Na edição de 12 de junho de 1983, o Notícias Populares estampou a seguinte manchete: "Peste-gay já apavora São Paulo". Outros jornais do dia davam destaque ao avanço no Brasil do que rotulavam de "câncer gay". Era assim, com homofobia e alarmismo, que a Aids começava a ser retratada pela maior parte da imprensa.
Naqueles tempos, quem recebia o diagnóstico ganhava junto uma sentença de morte. Esconder a condição de soropositivo era uma regra para sobreviver socialmente. Ninguém queria ser visto e tratado como "aidético", termo pejorativo usado por leigos e intolerantes. Quase 40 anos depois, o tratamento evoluiu e a pessoa com HIV tem uma vida praticamente normal. O preconceito não acabou, entretanto, passou a ser mais combatido no dia a dia.
Famosos que se revelam HIV+ ajudam a derrubar tabus, informar e conscientizar a população. Nesta semana, a imprensa e as redes sociais repercutem a decisão do cantor Leandro Bueno, ex-The Voice Brasil, de contar ser soropositivo. Ele está de casamento marcado com o modelo Rodrigo Malafaia, sobrinho do pastor Silas Malafaia, apoiador de Jair Bolsonaro e, assim como o presidente, crítico da homoafetividade.
"Quantas pessoas você conhece que vivem com HIV? Eu posso te afirmar que muitas, mas você não sabe. E o motivo é muito claro. A falta de informação, o medo do olhar invasivo, a falta de diálogo, a falta de empatia", escreveu Leandro no Instagram. "O maior vírus que enfrentamos hoje é o da ignorância, e assim como o HIV ele também não tem cara, nem escolhe orientação sexual."
O cantor Cazuza (1958-1990) e o galã Lauro Carona (1957-1989) foram os primeiros ídolos da TV associados à Aids. Mas a precursora na classe artística a verbalizar a soropositividade e militar pelos direitos dos portadores do vírus foi Sandra Bréa (1952-2000), uma das mais belas e talentosas atrizes da televisão. Ela comunicou sua condição na década de 1990. Fez participação especial na novela Zazá, exibida na Globo em 1997, para ressaltar a importância do amor no enfrentamento da doença.
Em 2018, a cantora e drag queen austríaca Conchita Wurst, vencedora do festival Eurovision, contou em uma entrevista ser HIV+ para se livrar da chantagem de um ex-namorado que ameaçava propagar o 'segredo' dela à mídia. Desde dentão, a performer faz ativismo em prol da comunidade LGBTQ+ e dos soropositivos.
Quem também usa a fama para defender a qualidade de vida dos portadores do HIV e de pacientes de Aids é o modelo e estilista Jack Mackenroth, ex-competidor do reality show Project Runway. Ele foi o primeiro participante a assumir publicamente a soropositividade na história do programa. Seu diagnóstico ocorreu em 1990. Está com 51 anos. "Tenho orgulho de ser um exemplo de pessoa com HIV que conseguiu ter uma vida bem-sucedida", afirma. Jack é porta-voz e garoto-propaganda de várias campanhas contra o preconceito a soropositivos.
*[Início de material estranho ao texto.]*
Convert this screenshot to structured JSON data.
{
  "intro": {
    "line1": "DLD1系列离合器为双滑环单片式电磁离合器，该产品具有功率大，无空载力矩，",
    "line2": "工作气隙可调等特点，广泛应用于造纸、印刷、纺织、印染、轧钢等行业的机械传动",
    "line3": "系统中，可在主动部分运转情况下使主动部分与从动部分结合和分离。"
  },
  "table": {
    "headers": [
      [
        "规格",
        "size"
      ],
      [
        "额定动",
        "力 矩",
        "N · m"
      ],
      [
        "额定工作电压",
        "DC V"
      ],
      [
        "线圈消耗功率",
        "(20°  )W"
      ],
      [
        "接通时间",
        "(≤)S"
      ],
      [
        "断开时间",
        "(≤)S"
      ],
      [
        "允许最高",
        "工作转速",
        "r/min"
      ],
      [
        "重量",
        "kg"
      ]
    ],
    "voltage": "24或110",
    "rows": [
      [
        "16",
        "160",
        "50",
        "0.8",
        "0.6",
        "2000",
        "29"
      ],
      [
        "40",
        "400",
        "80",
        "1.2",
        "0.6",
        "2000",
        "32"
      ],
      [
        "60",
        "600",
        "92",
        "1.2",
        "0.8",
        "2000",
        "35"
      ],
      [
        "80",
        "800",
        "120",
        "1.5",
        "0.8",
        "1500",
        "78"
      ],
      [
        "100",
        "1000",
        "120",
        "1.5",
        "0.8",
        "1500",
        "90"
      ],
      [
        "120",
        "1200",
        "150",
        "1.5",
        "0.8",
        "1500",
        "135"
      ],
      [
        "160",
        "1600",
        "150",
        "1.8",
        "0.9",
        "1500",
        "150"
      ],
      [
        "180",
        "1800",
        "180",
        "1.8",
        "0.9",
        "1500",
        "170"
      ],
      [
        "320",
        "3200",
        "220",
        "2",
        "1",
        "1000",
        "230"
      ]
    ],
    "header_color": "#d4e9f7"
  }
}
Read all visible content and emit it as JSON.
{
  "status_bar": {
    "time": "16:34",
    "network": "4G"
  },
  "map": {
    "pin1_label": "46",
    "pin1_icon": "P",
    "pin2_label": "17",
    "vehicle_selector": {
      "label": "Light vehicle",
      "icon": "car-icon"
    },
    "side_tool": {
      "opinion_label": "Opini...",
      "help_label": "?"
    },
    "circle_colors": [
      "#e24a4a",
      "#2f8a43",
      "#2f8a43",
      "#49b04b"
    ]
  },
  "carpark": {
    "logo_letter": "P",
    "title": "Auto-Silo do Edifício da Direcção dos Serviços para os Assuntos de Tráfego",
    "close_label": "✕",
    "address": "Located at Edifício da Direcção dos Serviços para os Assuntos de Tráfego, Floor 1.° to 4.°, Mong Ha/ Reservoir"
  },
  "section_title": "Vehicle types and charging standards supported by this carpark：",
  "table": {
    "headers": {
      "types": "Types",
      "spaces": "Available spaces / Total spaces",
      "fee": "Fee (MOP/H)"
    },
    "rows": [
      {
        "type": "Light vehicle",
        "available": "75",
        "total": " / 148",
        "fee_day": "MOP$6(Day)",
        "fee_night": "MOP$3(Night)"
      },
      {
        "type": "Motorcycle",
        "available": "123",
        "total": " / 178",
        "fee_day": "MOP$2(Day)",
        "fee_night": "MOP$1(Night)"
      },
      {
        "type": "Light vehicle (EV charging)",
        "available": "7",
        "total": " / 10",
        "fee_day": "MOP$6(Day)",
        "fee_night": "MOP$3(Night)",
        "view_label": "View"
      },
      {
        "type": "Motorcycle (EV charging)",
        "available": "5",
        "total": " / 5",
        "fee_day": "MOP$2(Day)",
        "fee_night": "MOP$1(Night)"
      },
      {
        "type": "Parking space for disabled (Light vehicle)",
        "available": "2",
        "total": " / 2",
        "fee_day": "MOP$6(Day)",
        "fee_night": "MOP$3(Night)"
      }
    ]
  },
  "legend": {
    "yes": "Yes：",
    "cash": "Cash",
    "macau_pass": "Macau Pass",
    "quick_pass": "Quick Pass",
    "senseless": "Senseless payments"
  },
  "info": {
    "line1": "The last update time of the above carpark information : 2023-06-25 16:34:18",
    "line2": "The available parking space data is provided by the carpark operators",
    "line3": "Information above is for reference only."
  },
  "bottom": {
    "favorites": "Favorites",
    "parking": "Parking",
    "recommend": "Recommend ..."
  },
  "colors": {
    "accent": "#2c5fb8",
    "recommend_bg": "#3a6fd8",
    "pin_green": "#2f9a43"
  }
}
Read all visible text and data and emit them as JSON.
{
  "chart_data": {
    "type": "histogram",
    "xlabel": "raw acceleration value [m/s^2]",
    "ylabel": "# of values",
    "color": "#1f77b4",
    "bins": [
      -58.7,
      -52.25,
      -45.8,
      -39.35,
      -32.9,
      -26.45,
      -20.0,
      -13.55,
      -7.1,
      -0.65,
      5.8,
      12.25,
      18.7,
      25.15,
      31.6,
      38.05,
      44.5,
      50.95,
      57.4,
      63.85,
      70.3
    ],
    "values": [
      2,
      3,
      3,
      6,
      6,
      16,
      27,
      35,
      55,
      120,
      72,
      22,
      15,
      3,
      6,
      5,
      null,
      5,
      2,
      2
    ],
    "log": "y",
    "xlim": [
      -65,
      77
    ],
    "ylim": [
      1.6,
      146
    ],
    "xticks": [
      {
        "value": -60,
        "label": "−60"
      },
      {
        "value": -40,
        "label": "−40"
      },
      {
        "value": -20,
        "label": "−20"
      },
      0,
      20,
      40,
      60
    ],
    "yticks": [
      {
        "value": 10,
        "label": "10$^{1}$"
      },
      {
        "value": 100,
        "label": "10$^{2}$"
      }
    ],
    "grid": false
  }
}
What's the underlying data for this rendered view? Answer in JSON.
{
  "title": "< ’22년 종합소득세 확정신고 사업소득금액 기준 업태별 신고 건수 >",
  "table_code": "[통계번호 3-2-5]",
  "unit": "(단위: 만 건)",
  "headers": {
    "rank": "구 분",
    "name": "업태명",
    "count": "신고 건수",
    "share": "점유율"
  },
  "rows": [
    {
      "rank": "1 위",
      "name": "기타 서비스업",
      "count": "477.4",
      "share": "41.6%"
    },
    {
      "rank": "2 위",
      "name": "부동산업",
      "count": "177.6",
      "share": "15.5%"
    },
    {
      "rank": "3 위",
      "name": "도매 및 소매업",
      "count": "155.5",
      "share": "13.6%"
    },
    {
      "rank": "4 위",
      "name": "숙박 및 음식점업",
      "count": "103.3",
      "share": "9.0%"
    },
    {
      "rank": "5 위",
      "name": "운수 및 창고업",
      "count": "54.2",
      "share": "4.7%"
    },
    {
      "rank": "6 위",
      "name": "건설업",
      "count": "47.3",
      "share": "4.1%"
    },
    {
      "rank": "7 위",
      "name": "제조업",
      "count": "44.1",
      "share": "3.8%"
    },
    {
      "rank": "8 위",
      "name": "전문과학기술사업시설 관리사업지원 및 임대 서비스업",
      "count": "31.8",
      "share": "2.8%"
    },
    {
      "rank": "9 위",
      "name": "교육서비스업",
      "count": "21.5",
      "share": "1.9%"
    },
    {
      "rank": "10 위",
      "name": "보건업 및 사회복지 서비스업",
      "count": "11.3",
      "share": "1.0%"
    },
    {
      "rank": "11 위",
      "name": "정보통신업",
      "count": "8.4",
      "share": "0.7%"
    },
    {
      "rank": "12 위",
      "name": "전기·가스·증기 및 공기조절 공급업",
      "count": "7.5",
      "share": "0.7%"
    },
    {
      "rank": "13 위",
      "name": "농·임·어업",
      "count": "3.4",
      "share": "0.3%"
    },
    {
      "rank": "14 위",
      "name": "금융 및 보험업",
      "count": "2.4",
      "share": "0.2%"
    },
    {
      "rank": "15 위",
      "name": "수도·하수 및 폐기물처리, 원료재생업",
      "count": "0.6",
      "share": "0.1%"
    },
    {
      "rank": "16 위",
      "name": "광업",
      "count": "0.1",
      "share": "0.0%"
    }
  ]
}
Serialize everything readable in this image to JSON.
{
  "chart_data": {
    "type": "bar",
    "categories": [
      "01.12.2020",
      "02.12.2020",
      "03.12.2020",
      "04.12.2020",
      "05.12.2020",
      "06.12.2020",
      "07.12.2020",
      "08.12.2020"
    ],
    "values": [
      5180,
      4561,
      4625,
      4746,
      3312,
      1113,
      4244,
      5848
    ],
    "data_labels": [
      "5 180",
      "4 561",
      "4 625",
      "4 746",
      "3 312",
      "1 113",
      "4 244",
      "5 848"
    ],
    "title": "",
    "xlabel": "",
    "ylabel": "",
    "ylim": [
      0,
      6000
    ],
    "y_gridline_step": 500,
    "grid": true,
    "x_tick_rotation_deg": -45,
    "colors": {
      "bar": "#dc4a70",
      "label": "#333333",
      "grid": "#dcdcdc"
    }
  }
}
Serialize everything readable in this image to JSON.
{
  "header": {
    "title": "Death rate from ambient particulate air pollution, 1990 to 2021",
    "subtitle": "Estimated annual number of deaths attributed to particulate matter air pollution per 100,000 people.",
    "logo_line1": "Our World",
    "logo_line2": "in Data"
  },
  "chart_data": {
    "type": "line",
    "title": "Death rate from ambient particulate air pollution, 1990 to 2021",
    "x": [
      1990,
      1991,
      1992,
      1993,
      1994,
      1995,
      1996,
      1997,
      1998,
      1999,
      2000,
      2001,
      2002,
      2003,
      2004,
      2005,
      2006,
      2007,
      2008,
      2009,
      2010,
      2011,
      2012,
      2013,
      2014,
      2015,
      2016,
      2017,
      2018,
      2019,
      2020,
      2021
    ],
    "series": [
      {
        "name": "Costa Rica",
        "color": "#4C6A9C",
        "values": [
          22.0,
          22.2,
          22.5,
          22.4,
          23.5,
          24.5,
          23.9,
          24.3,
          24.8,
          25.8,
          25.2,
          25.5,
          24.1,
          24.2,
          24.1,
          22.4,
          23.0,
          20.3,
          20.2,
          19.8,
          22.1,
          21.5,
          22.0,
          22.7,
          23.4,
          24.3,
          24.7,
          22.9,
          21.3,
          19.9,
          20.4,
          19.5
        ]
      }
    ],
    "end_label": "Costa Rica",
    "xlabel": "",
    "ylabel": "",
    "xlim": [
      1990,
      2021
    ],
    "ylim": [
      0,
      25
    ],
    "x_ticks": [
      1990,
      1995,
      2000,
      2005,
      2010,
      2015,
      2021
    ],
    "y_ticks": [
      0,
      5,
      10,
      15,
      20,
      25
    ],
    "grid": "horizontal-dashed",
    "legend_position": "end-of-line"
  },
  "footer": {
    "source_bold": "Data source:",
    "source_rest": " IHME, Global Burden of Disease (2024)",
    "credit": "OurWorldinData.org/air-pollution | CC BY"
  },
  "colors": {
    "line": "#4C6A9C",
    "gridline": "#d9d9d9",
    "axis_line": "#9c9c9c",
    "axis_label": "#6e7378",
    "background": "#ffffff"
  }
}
Outras duas personalidades da TV americana também disseram "Eu tenho HIV". Destaque na primeira temporada de RuPaul’s Drag Race, Ongina contou a todos ser soropositiva após vencer uma prova no reality show de drag queens. Já o hairstylist Jonathan Van Ness, da série Queer Eye, da Netflix, comentou a respeito em entrevista ao The New York Times: "Sou um membro orgulhoso da maravilhosa comunidade HIV positiva”.
O jornalista e ator Alberto Pereira Jr., novo apresentador do Trace Trends, da RedeTV!, foi destaque na revista Veja SP, em fevereiro, ao revelar viver com o HIV há dez anos. Ele abriu a intimidade como protesto por uma declaração de Jair Bolsonaro. "Uma pessoa com HIV, além de ter um problema sério para ela, é uma despesa para todos aqui no Brasil", disse o presidente em conversa com a imprensa.
Desde 1996, o governo federal distribui gratuitamente pelo SUS (Sistema Único de Saúde) todos os medicamentos antirretrovirais indispensáveis ao controle do HIV. O Brasil possui reconhecimento internacional pela qualidade do tratamento oferecido aos soropositivos. Estima-se que cerca de 900 mil brasileiros vivam com o HIV. A epidemia está estabilizada no País. O serviço gratuito Disque DST/Aids, 0800-162550, tira dúvidas e dá orientação a respeito de prevenção, testagem e tratamento.